Na apresentação do serviço que vai ser retomado no Porto, que ocorreu esta terça-feira, a confusão não foi propriamente de trânsito. A satisfação pela presença do agente João Martins no entroncamento da Rua do Infante e da Gustavo Eiffel levou alguns condutores a parar e a pedir para tirarem, com ele, as famosas “selfies”.

Como lembrou o subcomissário Jacinto Ferreira, da Divisão de Trânsito do Comando Metropolitano do Porto da PSP, as ordens de um sinaleiro sobrepõem-se à sinalização, pelo que ninguém entrou em infracção.

As boas reacções foram uma constante, incluindo dos muitos turistas que passeiam naquela zona, e a PSP, ao preparar a reactivação do serviço, que só não foi retomado já no Verão por causa das obras no túnel da Ribeira, não se alheou deste expectável impacto. A peanha, que põe o agente a olhar o trânsito de cima, tem ares de antiga, e a farda, capacete e talabar (cinto largo) incluídos, lembra outros tempos. A isto, junta-se um cuidado especial na escolha dos agentes, que, percebido o jeito, e treinada a arte, dominam aquele espaço em volta com gestos fluídos.

“Não é para qualquer um”, assinala o subcomissário, adiantando que o serviço só começa de facto a 29 de Dezembro porque um dos agentes não está, neste momento disponível. Um deles vai fazer o turno entre as 7h30 e as 10, e o outro estará na peanha entre as 17h e as 19h30, cobrindo, nos dias úteis, os dois momentos mais problemáticos, durante os quais a mão humana acaba por ser bem mais eficaz do que qualquer sistema de semáforos.

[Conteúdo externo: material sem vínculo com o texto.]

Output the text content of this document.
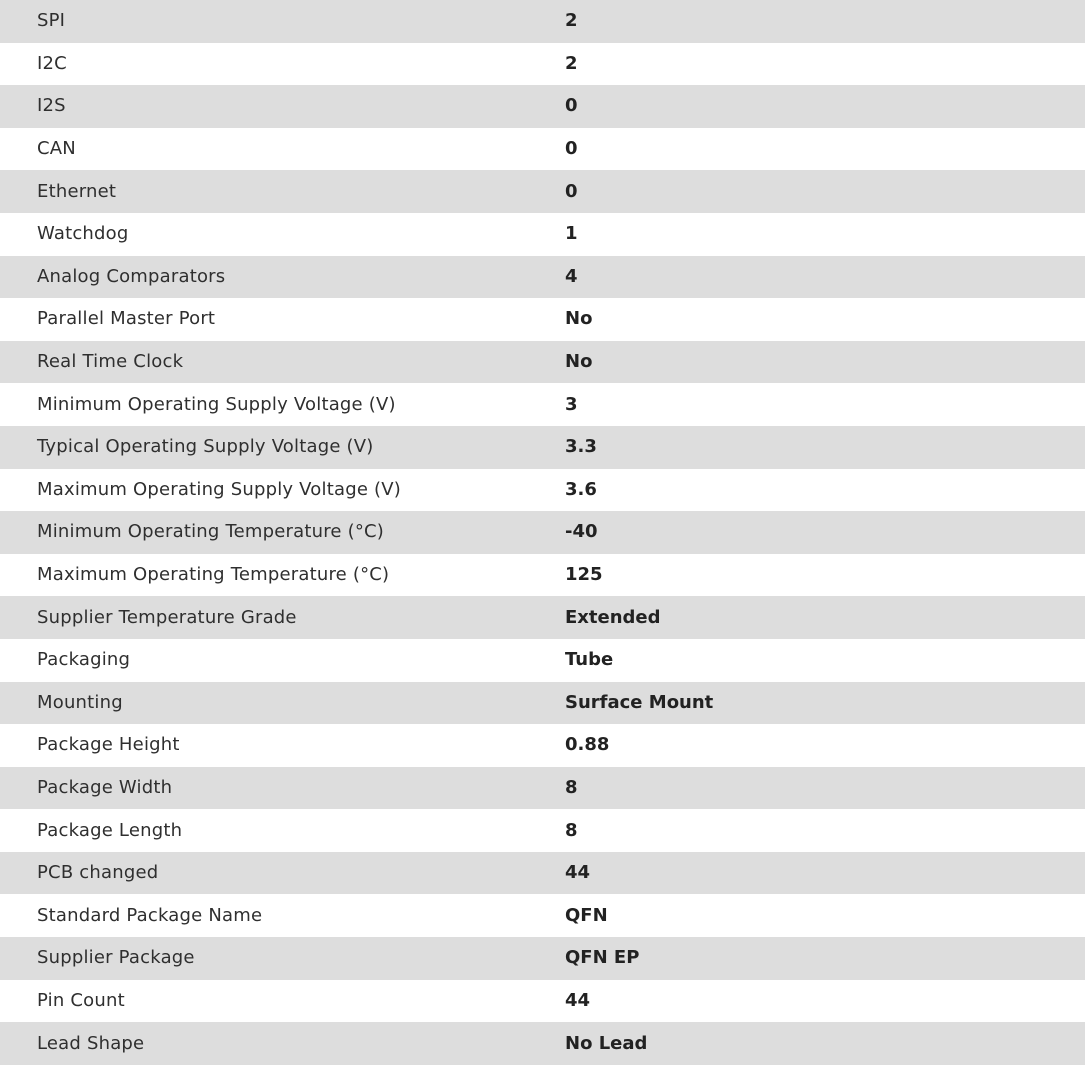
SPI	2
I2C	2
I2S	0
CAN	0
Ethernet	0
Watchdog	1
Analog Comparators	4
Parallel Master Port	No
Real Time Clock	No
Minimum Operating Supply Voltage (V)	3
Typical Operating Supply Voltage (V)	3.3
Maximum Operating Supply Voltage (V)	3.6
Minimum Operating Temperature (°C)	-40
Maximum Operating Temperature (°C)	125
Supplier Temperature Grade	Extended
Packaging	Tube
Mounting	Surface Mount
Package Height	0.88
Package Width	8
Package Length	8
PCB changed	44
Standard Package Name	QFN
Supplier Package	QFN EP
Pin Count	44
Lead Shape	No Lead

Com um sinaleiro não há tempos mortos. É bom para o trânsito e para os peões”, garante o responsável da Divisão de Trânsito.

Curiosamente, foi o alargamento da semaforização que, em 1992, ajudou a acabar com os polícias sinaleiros. A gestão do tráfego passou a ser feita à distância, nas salas onde estes sistemas se controlam, mas a PSP considera importante também a questão da “visibilidade” perante o seu público, neste caso automobilistas e peões. “Queremos dar uma imagem positiva. Da PSP e também do Porto”, assumiu Jacinto Ferreira.

Já na capital, o Comando Metropolitano de Lisboa da PSP adianta que “actualmente existem quatro polícias sinaleiros” no activo, um dos quais do sexo feminino. “Até ao mês de Novembro apenas existiam dois”, explica o subcomissário Hugo Abreu, acrescentando que os novos elementos “receberam formação com os mais antigos”. 

“Dois estão na Rua da Escola Politécnica e dois no cruzamento da Rua da Junqueira com a Calçada da Ajuda”, explicita o Cometlis de Lisboa em resposta a perguntas do PÚBLICO. De acordo com Hugo Abreu, para a escolha desses locais contribuíram “o elevado número de viaturas a circular nos cruzamentos e a inexistência de sinalização luminosa ou vertical” mas também “a visibilidade da presença policial”.

“Atendendo a que o sinaleiro realiza o seu serviço sempre no mesmo local acaba por fazer parte da comunidade e dessa forma a PSP realiza um policiamento de visibilidade e de proximidade”, acrescenta o subcomissário da PSP. E podem os polícias sinaleiros ser considerados um atractivo em termos turísticos? “Sem dúvida que sim”, diz Hugo Abreu, rematando que esta é uma figura “muito apreciada pelos cidadãos nacionais e pelos turistas que visitam o país”.